What is the "fair distribution of wealth"? I personally believe that you are only entitled to the wealth you yourself created (or which someone voluntary gave you).
Isn't that a fair distribution of wealth? Or what other metrics do you use?
It is usually the duty of parents to raise their children (and pay for their education). The left however feels that it “takes the village to raise the child” (nice way of saying that someone else should pay for education, etc…). This means that dysfunctional people and families can externalise the consequences of their actions.
If we think of it in a crude way: wouldn’t the most fit evolutionary strategy in such a system be to just get as much children as you want? Since someone else will bust their but to pay for the raising and education of your child.
This is unfortunately what happens in many countries, and it is quite sad. In my country there are 13.4 million people on government grants and there are 12 million people working. Of those that work, only about 3 million pay tax (75% which is paid by 750,000). Of the 13.4 million receiving “social grants”, about 9 million are child grants (government pays them for each child under 16, thereby encouraging people to get children. Many people receive the child grant from their children before they stop getting their own grant).
The point of this is that each tax payer is paying to raise 3 children that are not theirs. Is that fair? Should someone really be allowed to get children if they cannot afford them?
This is also one of the reasons I believe that democracy does not work in most countries – especially countries with a high population or which is not homogeneous.
The excuse of “family location” is BS. Many people have put off or postponed having children until they can afford them, and at least kept the number of children to a minimum. Many people also at least put in the effort to raise the kids that they have properly.
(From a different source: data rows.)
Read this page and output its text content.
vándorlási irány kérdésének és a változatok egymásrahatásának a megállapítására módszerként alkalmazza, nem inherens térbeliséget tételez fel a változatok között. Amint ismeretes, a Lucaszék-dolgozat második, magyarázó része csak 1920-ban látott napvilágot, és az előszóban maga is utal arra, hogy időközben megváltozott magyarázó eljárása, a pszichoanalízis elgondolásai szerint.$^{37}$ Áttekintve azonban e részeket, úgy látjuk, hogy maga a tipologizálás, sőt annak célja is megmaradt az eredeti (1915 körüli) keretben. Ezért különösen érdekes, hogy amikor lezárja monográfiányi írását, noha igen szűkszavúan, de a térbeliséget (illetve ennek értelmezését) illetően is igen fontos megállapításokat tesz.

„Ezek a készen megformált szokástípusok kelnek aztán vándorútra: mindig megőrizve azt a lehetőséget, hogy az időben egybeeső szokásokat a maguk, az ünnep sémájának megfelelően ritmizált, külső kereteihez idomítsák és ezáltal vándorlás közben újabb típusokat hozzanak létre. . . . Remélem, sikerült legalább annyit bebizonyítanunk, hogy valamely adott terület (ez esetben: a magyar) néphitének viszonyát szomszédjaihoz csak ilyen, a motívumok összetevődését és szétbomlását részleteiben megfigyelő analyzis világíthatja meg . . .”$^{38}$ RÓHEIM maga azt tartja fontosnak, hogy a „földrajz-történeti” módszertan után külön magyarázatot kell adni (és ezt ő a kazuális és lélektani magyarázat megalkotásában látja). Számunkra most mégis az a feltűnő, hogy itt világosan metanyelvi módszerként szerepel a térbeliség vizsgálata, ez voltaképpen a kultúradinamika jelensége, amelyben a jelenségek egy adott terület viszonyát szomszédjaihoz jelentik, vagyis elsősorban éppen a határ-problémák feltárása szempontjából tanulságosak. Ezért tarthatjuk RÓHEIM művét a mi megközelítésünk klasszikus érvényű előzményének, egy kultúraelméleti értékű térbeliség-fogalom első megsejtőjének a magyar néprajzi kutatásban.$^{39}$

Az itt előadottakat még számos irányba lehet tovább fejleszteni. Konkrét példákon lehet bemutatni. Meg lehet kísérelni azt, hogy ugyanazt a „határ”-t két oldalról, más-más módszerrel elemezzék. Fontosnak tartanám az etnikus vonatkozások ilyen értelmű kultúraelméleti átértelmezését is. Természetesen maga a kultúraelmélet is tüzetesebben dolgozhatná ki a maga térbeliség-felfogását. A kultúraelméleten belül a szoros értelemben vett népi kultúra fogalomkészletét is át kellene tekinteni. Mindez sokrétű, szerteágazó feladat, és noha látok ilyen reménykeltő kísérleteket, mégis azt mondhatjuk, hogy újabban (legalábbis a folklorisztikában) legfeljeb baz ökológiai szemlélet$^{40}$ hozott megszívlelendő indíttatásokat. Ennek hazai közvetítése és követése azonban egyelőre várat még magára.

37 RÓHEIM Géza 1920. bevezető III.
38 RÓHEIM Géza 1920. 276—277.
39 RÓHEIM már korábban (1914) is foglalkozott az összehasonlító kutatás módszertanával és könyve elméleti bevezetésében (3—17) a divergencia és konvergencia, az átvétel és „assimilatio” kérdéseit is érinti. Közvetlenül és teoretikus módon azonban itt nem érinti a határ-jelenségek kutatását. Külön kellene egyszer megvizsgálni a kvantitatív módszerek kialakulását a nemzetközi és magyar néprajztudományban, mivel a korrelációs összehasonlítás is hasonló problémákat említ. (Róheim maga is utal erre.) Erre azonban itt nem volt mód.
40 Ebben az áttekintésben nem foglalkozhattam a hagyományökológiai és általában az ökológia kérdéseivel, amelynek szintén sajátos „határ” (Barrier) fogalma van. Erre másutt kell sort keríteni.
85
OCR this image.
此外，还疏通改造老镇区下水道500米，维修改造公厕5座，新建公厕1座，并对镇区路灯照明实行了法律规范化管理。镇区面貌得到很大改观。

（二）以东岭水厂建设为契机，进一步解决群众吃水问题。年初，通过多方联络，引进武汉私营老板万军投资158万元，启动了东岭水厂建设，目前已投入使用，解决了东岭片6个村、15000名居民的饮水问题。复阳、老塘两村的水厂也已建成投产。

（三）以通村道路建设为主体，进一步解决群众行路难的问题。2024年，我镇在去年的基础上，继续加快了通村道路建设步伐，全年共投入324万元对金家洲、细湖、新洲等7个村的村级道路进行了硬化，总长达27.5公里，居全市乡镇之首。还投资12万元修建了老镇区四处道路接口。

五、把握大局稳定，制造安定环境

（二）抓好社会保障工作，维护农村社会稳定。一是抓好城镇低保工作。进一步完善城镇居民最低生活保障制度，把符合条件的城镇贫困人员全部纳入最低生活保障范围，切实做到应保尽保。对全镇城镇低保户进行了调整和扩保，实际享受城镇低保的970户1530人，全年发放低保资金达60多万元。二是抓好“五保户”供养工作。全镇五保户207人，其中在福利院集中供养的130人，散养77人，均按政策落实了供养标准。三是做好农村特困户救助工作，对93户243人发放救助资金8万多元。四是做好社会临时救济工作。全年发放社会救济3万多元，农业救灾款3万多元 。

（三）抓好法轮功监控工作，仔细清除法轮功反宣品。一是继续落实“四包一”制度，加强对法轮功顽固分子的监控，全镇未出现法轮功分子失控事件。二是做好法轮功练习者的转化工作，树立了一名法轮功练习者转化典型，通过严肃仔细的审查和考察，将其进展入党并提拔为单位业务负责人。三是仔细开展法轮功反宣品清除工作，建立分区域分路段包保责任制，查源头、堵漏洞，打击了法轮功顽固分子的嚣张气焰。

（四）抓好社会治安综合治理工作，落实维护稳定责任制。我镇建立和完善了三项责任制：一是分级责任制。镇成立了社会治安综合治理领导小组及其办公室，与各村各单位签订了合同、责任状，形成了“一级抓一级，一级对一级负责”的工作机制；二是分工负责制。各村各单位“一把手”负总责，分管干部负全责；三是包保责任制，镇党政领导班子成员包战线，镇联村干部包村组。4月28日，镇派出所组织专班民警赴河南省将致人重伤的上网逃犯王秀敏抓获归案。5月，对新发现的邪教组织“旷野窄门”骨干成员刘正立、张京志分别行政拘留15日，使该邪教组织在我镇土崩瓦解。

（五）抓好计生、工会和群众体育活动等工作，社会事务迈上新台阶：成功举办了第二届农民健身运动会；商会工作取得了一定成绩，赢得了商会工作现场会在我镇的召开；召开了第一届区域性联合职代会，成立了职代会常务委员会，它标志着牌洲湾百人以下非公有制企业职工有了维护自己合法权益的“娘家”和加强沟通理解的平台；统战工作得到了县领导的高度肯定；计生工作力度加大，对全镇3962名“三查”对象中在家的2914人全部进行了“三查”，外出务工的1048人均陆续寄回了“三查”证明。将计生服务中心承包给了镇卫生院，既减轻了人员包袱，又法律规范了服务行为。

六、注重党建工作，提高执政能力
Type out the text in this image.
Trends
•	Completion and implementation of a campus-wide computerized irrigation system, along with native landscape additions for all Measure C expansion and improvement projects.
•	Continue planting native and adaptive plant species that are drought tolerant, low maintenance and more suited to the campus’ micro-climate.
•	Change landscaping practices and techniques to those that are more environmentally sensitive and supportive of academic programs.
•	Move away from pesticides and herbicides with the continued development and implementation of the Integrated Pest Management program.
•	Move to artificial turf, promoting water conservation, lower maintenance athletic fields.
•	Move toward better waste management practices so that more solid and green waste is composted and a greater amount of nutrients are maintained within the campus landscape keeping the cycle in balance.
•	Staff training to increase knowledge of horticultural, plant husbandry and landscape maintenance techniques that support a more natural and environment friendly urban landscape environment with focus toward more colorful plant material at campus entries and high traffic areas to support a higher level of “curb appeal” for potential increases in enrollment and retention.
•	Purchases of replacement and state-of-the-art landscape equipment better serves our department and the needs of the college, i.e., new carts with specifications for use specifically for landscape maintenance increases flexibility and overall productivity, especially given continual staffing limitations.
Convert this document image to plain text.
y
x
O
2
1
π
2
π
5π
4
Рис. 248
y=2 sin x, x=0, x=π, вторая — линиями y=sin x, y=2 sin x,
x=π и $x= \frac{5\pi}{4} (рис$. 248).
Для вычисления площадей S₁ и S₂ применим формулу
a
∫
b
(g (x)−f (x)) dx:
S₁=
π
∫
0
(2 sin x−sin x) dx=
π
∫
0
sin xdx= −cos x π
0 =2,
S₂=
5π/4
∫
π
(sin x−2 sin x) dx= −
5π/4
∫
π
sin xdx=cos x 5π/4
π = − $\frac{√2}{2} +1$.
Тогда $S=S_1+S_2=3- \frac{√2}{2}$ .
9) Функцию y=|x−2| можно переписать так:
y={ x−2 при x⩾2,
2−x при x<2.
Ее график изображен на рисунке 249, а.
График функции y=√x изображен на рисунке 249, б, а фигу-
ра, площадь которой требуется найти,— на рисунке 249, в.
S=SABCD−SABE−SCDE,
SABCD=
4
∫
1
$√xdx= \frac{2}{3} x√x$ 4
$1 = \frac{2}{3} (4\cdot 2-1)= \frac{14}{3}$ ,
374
Probably not, but there's the rub. How do we prevent this? Perhaps if we refuse to bail them out... but are you willing to watch a child starve to death? Will you be the one to pull the plug?
I come from a lower-middle class background ( military family during the 80's and early 90's ), grew up in many different small cities and never finished high school. I am in my mid 20's now and have the wealth that people here like to refer to as 'FU Money'
In a city, you cannot say that you have sole right to a piece of property, to do with as you please. Everything's too packed in together. If you're blasting music at all hours of the night, that alters the composition of the air around you. That may increase or decrease wealth, depending.
To put it simply: the wealth of New York City was mostly created by the city; the plumbing, the roads, the zoning laws, the building codes, the fire departments. The city government is the only entity that can really claim to have created that wealth. An individual building owner's contribution is very small.
If we divide all the land in the world equally, within 20 years some people will have more and some people will have less (due to differing productivity and non-coercive selling). This isn't unfair - it just means that some people are unproductive.
> In a city, you cannot say that you have sole right to a piece of property, to do with as you please. Everything's too packed in together. If you're blasting music at all hours of the night,
Yes you can. Blasting music is a different story - you are effecting your neighbour's quality of life (and destroying his property value).
But trust me, you can do anything on your property as long as the neighbour doesn't hear or see you.
> To put it simply: the wealth of New York City was mostly created by the city; the plumbing, the roads, the zoning laws, the building codes,
The wealth in New York city is created because highly skilled people are close to each other (a type of network effect). Just because the demand for property is higher (and therefore the asking price) doesn't mean that the wealth represented by the property is created by the state.
Sure, but in another 50 years many of their children will have just as much land through none of their own doing. If others could have used the land better, I'd say there's a good deal of unfairness there. It's possible life could have been better for everyone if not for inheritance.
>Blasting music is a different story - you are effecting your neighbour's quality of life (and destroying his property value).
Eh? That's the sort of thing I was talking about. You have the right to do what you want, within reason. But that said, you can't for example use residential land for a commercial enterprise beyond a certain point, and there are good reasons for these sorts of zoning laws.
On your last point, the state is the proxy by which we as a group determine how to divvy up that wealth that cannot be directly attributable to any one group. Again it is imperfect, but it's better than letting those who own the land have the entire say, because they are not necessarily responsible for the value in that land.
Whoever planned that part of NYC did a pretty good job of fair distribution, I think. Some for everyone to enjoy, some taxes taken for upkeep, everyone's a winner.
I don't think the market would do a good job of allocating that resource.
Economists don't even try to answer the question of which distribution of wealth is fair. That's why mainstream economic theory does not concern itself with this question. All the economists say is that everybody should be richer if markets work well, they have no opinion about how rich the rich should be.
However the distribution of wealth is a very relevant question to a great number of people. If a majority thinks the outcome of the market is not satisfactory, they can correct it with politics.